Downes told the delegates that fears over the GPA’s apparent interest in pay-for-play were unfounded.
“A lot of people thought that what they were really out for was pay-for-play. But that has been dropped,” the Kilmihil man explained.
Clarecastle delegate Bernard Hanrahan asked where the GPA had acquired the money to pay for player welfare projects until now and asked why they didn’t continue to source income from the same areas.
Martin Reynolds (Clarecastle) described the GPA as elitist and reiterated his club colleague’s question over where the GAA money to fund the GPA would be found.
“Where is money going to come from?

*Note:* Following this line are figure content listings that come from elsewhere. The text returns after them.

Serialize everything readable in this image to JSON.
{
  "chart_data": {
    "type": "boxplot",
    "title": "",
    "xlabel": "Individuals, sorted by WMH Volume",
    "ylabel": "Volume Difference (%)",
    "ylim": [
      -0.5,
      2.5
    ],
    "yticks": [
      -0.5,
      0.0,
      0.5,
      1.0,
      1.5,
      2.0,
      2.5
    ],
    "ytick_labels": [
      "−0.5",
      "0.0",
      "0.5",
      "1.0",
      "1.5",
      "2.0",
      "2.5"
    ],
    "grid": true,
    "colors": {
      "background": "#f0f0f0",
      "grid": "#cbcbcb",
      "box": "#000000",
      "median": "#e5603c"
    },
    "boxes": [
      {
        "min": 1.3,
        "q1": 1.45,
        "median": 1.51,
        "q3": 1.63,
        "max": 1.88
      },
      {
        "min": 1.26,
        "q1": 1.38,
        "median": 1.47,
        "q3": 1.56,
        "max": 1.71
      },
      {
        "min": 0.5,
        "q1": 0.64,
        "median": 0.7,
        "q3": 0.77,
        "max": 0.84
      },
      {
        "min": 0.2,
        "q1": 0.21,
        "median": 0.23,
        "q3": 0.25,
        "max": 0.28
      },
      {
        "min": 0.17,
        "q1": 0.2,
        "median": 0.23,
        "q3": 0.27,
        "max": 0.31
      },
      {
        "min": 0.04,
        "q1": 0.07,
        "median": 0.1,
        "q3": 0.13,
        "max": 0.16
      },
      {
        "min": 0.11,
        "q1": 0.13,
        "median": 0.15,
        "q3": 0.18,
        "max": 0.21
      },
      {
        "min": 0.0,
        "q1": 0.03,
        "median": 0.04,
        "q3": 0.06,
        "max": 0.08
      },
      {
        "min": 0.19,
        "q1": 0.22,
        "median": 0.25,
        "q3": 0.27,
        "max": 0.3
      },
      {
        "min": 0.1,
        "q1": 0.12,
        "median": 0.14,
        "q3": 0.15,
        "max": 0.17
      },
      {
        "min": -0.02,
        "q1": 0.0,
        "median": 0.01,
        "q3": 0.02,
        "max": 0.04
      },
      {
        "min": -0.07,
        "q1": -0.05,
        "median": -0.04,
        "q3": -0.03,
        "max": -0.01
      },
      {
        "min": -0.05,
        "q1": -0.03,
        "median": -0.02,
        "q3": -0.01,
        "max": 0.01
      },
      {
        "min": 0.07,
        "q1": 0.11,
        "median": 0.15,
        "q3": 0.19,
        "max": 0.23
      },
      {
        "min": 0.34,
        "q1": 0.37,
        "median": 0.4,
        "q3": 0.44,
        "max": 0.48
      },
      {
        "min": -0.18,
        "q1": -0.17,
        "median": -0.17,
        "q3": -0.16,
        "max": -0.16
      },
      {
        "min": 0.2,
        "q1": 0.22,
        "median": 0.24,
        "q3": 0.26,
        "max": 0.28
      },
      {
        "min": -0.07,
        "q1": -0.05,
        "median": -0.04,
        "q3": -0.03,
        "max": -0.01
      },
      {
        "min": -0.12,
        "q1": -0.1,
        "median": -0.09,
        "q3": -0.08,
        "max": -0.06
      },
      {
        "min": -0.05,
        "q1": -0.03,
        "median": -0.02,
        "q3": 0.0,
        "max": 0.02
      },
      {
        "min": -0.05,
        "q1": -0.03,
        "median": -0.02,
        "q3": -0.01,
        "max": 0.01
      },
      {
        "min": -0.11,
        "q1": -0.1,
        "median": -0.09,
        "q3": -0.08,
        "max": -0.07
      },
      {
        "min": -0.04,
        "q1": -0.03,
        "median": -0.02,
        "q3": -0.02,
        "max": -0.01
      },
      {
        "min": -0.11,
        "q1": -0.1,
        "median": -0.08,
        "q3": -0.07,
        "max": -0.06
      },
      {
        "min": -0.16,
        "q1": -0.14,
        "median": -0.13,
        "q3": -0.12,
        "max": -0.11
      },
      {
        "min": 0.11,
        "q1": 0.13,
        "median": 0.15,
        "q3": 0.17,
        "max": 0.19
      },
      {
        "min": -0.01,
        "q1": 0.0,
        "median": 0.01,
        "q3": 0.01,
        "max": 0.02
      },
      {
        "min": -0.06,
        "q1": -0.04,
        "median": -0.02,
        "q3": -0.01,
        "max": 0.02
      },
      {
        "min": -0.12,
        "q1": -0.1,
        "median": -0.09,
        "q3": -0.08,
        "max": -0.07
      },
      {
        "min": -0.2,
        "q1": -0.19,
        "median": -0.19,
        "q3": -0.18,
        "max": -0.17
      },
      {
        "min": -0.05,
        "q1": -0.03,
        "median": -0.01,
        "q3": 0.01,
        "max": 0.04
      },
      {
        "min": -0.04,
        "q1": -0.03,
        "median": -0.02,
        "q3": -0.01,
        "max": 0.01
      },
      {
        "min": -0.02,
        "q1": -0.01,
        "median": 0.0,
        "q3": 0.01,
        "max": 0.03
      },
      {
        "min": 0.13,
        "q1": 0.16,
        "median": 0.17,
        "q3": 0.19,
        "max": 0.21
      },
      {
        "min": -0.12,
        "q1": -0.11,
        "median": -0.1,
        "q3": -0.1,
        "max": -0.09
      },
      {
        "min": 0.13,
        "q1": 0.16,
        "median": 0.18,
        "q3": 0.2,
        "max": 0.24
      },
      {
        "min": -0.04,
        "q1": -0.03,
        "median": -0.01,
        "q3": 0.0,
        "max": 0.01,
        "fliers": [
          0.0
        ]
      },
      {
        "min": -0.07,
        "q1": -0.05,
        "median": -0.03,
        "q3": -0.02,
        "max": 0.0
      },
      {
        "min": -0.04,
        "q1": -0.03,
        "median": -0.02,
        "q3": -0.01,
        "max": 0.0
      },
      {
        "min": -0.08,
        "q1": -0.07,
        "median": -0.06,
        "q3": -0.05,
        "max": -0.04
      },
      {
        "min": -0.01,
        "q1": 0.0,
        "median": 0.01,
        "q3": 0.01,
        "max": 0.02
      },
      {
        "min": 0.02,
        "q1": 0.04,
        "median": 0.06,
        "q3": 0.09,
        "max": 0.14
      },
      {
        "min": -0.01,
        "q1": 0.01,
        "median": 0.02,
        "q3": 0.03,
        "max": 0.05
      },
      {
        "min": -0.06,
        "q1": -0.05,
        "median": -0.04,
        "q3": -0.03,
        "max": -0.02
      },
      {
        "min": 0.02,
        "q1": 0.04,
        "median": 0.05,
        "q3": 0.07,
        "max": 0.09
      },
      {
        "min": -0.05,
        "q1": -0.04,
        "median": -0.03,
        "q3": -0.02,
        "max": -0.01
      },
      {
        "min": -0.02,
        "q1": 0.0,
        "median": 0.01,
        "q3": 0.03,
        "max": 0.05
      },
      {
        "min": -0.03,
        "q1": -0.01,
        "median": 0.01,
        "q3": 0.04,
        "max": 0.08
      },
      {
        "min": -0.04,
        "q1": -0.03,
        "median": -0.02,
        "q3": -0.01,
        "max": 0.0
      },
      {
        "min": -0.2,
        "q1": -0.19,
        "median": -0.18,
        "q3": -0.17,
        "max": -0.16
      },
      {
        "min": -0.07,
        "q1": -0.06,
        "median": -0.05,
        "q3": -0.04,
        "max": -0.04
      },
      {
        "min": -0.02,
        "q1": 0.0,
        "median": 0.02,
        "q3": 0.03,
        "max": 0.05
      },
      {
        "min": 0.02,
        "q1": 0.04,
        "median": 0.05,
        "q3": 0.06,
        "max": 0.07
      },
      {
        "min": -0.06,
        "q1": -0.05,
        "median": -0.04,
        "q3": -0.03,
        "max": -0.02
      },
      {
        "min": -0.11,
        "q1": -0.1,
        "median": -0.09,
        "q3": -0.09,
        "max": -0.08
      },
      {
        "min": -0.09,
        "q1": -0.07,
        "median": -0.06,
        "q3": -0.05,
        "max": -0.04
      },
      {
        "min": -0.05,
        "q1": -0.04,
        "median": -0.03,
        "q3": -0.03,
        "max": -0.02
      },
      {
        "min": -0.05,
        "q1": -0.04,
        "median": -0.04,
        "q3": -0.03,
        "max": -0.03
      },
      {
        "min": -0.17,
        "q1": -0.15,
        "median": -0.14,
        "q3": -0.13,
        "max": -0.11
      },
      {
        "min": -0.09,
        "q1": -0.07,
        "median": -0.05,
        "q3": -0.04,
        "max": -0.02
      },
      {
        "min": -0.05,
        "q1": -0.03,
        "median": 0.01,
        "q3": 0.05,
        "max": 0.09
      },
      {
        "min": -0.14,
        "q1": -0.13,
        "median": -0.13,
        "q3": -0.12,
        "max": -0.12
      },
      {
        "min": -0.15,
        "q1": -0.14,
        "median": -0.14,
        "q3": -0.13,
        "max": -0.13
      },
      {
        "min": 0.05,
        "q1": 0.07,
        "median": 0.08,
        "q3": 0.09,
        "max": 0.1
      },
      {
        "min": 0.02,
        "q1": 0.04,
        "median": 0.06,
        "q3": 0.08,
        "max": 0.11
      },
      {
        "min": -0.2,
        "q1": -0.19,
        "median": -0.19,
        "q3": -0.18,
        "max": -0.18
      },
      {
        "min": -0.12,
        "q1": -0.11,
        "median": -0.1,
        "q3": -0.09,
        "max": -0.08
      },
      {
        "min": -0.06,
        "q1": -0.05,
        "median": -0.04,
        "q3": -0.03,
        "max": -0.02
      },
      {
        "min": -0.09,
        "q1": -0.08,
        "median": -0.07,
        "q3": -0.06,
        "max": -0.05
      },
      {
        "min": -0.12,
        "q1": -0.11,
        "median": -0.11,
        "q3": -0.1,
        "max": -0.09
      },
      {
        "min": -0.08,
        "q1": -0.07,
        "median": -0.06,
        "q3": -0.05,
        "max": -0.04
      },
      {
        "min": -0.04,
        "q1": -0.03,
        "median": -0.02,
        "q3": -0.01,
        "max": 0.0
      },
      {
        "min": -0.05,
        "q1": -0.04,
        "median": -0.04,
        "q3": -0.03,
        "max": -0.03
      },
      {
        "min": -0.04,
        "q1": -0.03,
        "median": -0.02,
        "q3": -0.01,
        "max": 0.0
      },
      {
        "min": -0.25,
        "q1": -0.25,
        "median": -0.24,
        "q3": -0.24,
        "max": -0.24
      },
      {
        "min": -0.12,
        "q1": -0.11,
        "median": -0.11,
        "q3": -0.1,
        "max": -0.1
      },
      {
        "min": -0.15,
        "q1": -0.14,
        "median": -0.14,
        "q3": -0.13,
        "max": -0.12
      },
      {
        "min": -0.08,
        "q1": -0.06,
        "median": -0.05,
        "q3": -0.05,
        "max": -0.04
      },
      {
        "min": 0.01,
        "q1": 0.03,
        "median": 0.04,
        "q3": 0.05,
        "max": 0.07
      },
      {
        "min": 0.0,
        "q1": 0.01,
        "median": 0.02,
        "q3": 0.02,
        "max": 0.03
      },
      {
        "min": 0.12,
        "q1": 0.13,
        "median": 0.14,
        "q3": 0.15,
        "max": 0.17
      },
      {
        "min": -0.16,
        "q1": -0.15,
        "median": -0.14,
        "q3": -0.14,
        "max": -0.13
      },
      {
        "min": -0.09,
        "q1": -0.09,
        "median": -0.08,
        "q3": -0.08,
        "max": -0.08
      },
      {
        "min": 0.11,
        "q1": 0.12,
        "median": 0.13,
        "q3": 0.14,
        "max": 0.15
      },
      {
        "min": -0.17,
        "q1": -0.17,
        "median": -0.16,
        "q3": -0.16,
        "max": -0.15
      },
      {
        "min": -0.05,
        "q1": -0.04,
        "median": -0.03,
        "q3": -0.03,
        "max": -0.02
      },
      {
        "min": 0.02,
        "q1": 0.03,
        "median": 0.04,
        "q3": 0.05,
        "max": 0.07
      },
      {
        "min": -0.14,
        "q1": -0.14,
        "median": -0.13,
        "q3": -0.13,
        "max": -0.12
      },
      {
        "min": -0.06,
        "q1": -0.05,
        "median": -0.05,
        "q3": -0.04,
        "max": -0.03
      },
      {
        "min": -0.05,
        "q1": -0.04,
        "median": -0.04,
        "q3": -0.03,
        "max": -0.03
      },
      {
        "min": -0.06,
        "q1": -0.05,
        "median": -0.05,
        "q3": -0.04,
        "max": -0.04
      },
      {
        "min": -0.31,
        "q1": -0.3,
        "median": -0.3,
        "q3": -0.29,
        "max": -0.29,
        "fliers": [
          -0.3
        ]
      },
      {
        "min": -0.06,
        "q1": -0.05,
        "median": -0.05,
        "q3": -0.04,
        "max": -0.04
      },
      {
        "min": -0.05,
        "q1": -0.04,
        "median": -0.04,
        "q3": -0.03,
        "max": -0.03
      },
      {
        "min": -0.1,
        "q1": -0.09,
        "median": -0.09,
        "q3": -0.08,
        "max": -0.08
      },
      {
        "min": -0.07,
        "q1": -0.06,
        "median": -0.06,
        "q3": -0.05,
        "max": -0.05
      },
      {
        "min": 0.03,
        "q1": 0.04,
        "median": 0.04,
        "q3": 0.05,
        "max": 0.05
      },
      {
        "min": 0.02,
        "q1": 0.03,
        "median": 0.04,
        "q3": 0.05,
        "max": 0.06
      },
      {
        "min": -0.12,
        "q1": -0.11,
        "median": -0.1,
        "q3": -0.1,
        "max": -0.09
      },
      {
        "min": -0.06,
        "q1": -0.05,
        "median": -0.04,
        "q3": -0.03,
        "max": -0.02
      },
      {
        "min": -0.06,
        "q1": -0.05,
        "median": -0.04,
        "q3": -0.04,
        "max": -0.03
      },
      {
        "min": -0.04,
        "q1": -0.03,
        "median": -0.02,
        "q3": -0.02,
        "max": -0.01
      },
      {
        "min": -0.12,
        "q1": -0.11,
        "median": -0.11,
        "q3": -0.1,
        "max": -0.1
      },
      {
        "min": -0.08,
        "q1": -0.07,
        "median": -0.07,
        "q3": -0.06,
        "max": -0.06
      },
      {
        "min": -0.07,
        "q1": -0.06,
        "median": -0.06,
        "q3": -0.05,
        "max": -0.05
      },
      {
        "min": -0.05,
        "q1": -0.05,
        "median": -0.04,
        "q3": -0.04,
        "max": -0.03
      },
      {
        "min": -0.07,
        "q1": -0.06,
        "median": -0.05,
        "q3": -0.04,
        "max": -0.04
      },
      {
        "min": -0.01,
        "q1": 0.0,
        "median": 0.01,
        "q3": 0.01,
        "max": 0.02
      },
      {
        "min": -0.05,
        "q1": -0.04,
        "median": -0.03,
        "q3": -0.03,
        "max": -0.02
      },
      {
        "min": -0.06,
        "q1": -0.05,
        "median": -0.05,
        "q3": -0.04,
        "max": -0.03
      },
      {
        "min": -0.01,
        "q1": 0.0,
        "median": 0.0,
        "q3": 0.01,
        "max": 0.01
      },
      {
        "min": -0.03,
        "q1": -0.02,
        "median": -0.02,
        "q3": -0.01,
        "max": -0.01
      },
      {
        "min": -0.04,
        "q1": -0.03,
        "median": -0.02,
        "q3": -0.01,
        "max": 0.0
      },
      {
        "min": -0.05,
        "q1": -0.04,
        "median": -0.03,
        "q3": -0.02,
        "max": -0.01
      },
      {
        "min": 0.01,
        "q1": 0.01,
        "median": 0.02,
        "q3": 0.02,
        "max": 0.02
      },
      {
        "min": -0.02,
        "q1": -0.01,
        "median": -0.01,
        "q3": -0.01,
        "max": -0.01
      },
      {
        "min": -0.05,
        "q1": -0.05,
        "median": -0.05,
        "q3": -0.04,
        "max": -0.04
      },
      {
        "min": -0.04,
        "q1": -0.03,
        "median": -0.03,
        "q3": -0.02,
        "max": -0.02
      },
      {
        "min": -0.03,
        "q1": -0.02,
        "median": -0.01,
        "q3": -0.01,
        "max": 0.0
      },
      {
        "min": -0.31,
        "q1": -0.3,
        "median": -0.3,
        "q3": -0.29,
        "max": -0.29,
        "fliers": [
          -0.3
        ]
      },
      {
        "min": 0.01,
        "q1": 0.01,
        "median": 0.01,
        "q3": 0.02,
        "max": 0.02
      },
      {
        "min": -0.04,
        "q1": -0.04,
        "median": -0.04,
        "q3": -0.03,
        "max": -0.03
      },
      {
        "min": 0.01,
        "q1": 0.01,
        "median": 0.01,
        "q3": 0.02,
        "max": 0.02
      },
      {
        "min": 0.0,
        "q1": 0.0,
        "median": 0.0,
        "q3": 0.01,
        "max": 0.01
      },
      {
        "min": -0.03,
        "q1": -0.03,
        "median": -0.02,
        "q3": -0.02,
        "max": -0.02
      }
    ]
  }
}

Are we now going to pay for a fella (Dessie Farrell, GPA chief executive) who has been agitating against us for the last five or six years,” Martin Reynolds queried.
Killaloe delegate Tony O’Brien also criticised the proposed link-up between the two organisations.
“We’re bringing them on board to the detriment of the club players,” he said.
“In principle I agree with it but it’s an elitist organisation,” O’Brien added.
Inagh-Kilnamona’s Paddy McGuane said that he had no problem supporting the proposal once it had become clear that the GPA had ruled out the prospect of pay-for-play.
“I can go forward with this because that’s clarified,” he said.
“I’m fully convinced that we have to look after the senior hurlers and footballers who play for the county,” O’Gorman stated.
Several speakers said that Clare inter-county players had been well looked after throughout the years and that player welfare isn’t an issue in this county.
While Cooraclare’s PJ McGuane backed the document, he had some reservations in relation to the GPA, saying he would prefer to have the organisation “inside in the tent, doing you know what out”.
Former board vice-chairman, Michael Lee said this debate should have been held 10 years ago and warned that the voluntary ethos of the GAA is even more important than players’ amateur status.
Ironically, this debate created much livelier discussion than the Clare senior hurling crisis did at the last county board meeting on November 10.
At the end of Wednesday night’s meeting, Kilmihil delegate Gerry O’Neill asked had the county board made any progress in relation to the senior hurling crisis.
Board chairman O’Neill said that the meeting was specifically called to deal with the GPA document. However, he said that a meeting between players, Mike McNamara and county board representatives would be held this weekend.